Pseudonyms and Aliases are a truly tricky area because both involve what appear to be real names and on occasion, even with in the documents, the usage appears to have been blurred.
Normally the distinction is obvious, pseudonyms for internal use and aliases for external. That allows you to make the call as to which which based on usage – the text usually talks about an alias being used in meetings or activities outside the agency, not just in documents.
Of course to be useful, serious aliases need to involve more than just a one time fake name use, they require employment and education covers, work histories, mail backstops and even “pocket litter” carried during field work.
So for all of you who actually dig into documents, we hope this new reference (which will be expanded and likely corrected on some names) will serve as a valuable resource.

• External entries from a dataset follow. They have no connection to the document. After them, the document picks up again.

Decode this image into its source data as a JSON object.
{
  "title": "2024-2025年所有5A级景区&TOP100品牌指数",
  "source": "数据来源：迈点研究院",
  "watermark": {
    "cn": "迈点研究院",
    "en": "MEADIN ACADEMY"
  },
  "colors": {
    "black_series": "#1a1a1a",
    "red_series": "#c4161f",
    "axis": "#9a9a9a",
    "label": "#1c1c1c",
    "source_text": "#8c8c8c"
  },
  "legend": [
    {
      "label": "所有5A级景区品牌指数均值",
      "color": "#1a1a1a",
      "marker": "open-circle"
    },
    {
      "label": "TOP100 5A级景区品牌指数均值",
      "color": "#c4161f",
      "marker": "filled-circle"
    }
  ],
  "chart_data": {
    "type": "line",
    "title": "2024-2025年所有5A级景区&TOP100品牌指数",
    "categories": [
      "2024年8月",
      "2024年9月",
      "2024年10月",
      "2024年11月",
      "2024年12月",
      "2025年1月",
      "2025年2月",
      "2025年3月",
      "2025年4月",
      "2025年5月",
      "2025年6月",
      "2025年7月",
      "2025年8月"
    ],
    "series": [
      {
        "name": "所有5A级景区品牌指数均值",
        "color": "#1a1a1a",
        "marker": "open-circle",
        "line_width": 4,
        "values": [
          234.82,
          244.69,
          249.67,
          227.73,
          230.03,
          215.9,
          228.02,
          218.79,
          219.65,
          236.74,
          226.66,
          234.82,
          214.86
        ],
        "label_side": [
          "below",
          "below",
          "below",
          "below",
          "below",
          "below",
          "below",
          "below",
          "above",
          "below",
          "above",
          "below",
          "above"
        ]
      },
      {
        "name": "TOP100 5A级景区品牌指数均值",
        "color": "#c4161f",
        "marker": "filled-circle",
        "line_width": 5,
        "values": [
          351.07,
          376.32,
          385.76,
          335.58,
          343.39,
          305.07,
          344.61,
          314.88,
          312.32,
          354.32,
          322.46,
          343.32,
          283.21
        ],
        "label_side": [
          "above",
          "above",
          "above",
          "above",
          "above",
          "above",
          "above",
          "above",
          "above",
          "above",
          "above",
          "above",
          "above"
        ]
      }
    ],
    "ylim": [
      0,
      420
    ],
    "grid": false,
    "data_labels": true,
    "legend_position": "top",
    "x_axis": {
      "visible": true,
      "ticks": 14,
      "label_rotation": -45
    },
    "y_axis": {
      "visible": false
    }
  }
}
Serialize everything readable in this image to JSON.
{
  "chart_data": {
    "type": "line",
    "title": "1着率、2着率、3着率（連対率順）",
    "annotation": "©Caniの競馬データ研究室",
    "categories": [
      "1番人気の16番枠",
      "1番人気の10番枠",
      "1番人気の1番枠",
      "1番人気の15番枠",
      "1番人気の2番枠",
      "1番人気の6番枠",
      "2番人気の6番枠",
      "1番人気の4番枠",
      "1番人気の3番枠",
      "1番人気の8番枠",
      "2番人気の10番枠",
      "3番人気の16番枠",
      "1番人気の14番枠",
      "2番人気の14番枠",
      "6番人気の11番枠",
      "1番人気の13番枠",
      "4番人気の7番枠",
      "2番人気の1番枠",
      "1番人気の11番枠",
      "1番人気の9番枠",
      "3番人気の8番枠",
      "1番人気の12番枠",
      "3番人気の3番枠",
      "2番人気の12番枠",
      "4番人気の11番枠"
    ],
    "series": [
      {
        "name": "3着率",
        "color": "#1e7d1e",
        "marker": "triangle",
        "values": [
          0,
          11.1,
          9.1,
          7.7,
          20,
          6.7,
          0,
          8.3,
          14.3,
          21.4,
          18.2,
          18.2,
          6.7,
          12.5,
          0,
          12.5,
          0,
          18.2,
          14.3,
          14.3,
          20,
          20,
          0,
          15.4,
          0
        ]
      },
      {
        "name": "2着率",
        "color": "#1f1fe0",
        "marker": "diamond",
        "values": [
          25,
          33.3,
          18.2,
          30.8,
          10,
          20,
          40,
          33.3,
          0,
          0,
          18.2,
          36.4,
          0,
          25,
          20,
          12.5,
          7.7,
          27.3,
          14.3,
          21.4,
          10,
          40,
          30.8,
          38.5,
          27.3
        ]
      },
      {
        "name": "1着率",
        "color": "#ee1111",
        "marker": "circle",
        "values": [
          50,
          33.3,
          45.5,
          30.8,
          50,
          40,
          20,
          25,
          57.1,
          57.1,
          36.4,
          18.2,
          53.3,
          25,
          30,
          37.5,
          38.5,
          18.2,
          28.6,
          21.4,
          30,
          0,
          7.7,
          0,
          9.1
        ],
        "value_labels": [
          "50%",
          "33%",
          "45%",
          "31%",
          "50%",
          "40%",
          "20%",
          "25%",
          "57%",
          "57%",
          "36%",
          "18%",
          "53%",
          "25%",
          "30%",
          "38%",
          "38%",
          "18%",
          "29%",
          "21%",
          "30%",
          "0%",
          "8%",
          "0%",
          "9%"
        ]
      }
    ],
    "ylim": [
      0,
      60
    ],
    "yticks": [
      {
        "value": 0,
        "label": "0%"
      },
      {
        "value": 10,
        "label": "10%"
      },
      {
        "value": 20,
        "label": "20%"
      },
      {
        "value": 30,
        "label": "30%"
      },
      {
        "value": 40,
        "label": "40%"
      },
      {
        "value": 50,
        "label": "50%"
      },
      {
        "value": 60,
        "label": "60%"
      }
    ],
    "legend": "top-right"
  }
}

You can find it at this link:
https://www.maryferrell.org/php/pseudodb.php
This post got me wondering, has any research ever been done on Oswald’s alias of Alec Hidell?
The FBI did a considerable amount of investigation – on the Hidell name itself and his use of it in regards to the FPCC while he was in New Orleans. It took them some time to work out that it was not a second person and that he had made it up himself. You find those FBI inquiry reports from the NO office work and actually copied to the 112th in Texas given that they had turned up some of the first FPCC information on him. There really is not too much to research beyond that point other than what made him pick the name – for that Dick Russell has written a good deal about the possibility that Richard Case Nagell influenced him in that selection…you find that in Dick’s book and I may mention a bit of that in Someone Would Have Talked.